Cavaliere waren dieß, wirst Du mir einwerfen, nicht Könige: Ich geb' es zu, und wahrscheinlicher Weise, wird die Gluth eines gekrönten Liebhabers ihre jungfräuliche Scham wegschmelzen; nichtsdestoweniger kann ich nicht umhin, Dir zu sagen, daß ich meine Tochter nicht zwingen werde. Wofern sie also diese Schmetterlingszärtlichkeit des Königs für nichts weniger denn Ehre, sondern für die höchste Schande hält, so muß dieser große Fürst es nicht ungnädig aufnehmen, wenn sie sich selbiger entzieht. Komm morgen wieder, da sollst Du erfahren, ob Du Sr. Majestät eine günstige Antwort, oder den Schmuck zurückbringen kannst.
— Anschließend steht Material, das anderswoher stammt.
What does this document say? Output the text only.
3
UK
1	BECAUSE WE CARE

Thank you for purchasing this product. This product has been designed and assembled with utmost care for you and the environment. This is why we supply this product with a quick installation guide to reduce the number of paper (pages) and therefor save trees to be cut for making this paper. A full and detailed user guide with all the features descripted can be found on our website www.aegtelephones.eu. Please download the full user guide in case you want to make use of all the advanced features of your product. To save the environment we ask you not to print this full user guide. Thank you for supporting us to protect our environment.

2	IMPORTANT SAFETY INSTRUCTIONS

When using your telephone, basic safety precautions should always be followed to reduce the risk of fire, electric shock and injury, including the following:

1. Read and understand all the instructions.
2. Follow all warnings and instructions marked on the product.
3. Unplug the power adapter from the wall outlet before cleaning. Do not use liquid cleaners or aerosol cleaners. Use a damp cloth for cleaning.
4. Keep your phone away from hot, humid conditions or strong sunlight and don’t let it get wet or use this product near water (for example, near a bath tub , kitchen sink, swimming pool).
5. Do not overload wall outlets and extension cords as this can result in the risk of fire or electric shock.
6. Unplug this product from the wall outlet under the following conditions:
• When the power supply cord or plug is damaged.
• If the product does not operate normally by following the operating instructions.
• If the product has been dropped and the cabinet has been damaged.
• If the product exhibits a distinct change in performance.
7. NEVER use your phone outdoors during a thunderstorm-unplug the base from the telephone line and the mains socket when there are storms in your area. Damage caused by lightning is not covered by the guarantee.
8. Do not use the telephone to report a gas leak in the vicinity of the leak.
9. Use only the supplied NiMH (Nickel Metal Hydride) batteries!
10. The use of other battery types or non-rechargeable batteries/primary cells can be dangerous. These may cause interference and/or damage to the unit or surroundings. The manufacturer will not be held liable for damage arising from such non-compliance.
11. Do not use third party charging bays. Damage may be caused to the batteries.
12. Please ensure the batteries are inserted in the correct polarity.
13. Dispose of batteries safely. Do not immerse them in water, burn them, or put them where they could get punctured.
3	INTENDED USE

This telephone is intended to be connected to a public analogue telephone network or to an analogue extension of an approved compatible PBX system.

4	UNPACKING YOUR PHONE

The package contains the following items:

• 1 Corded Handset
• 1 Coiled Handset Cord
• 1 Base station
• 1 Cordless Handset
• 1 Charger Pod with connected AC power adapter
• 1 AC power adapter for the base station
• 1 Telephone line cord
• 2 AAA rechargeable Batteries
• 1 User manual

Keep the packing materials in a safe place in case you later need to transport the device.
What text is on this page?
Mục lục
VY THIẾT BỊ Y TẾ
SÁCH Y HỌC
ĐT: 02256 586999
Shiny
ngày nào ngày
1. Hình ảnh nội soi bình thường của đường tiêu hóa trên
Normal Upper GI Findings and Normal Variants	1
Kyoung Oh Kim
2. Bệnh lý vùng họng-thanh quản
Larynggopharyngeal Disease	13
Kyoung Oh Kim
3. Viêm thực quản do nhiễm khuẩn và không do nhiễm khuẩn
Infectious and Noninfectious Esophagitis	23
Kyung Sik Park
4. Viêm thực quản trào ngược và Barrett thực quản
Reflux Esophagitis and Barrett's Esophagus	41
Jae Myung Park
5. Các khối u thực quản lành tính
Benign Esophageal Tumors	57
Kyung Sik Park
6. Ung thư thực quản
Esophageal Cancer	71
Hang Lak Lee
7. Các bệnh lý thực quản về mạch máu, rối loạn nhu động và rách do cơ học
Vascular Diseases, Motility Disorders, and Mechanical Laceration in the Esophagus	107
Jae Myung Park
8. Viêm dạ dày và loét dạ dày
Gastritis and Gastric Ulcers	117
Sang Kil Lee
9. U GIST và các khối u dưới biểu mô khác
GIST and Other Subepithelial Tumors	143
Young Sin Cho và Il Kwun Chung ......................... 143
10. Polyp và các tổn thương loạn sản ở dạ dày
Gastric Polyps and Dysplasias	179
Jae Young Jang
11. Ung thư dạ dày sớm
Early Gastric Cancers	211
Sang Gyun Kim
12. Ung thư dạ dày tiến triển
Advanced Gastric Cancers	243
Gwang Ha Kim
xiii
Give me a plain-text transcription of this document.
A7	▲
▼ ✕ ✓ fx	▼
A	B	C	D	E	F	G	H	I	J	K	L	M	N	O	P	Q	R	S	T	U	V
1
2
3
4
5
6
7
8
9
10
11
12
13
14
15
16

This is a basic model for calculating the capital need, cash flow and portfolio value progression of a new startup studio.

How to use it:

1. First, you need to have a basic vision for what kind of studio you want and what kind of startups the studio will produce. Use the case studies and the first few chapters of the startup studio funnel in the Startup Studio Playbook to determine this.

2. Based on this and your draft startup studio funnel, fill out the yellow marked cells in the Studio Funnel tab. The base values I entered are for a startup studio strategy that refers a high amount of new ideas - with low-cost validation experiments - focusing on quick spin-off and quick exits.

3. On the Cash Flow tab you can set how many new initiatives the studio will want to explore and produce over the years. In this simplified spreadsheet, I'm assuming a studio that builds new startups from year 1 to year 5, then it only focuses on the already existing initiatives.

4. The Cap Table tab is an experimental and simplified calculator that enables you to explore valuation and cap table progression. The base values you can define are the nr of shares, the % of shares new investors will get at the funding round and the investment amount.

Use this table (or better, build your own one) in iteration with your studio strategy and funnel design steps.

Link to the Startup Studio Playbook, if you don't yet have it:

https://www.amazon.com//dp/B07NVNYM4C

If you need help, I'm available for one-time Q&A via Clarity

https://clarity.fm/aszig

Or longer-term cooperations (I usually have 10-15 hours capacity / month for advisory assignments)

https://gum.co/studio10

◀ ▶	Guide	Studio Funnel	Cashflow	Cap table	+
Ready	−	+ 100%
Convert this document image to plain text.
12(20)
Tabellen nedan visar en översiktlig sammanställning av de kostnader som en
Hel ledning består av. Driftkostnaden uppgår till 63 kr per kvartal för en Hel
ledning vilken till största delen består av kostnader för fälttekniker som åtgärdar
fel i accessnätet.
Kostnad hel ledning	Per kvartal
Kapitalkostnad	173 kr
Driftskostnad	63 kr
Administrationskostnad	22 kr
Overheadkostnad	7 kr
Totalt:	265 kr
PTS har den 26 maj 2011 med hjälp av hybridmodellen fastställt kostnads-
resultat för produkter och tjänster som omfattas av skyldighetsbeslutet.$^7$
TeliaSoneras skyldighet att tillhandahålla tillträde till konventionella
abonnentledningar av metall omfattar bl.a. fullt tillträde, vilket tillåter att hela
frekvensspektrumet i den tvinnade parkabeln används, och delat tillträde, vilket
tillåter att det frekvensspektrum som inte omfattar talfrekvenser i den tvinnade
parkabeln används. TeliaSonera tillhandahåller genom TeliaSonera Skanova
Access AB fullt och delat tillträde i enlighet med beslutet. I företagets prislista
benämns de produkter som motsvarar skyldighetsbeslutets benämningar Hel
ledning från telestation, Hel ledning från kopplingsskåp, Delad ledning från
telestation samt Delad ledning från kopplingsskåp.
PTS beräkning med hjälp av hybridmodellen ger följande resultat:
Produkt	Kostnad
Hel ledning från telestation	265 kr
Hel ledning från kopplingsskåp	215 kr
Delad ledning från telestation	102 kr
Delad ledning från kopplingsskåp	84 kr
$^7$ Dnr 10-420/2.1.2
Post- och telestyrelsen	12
Ich zweifelte gar nicht, daß Laura Lukrezie'n mehr aus ihrer Pflicht heraus, als herein ermahnen würde, und machte auf diese Ermahnung großen Staat. Nichtsdestoweniger erfuhr ich den folgenden Tag, Laura habe mehr Mühe gehabt, ihre Tochter auf den Weg des Bösen zu leiten, als andre Mütter ihre Kinder auf den Pfad des Guten. Das erstaunlichste aber war, daß Lukrezie, nachdem sie mit dem Monarchen einige geheime Unterhaltungen gepflogen hatte, so viel Reue empfand, sich 133 seinen Begierden überlassen zu haben, daß sie plötzlich die Welt verließ, und in das Kloster der Menschwerdung Christus ging, woselbst sie bald drauf krank ward, und vor Gram starb.

Laura konnte sich über den Verlust ihrer Tochter, den sie sich vorzuwerfen hatte, nicht zufrieden geben, und begab sich in das Kloster der Büßenden, um daselbst den frohdahingelebten Frühling und Sommer ihrer Tage zu beweinen.

Die unverhoffte Entfernung Lukrezie'ns rührte den König; da aber dieser junge Fürst nicht des Humors war, sich lange worüber zu betrüben, tröstete er sich allmählig. Was den Graf-Herzog anlangt, so war er über diesen Vorfall nicht wenig verdrießlich, wie sich der Leser leicht vorstellen kann; doch konnte man ihm dieß nicht im mindesten anmerken.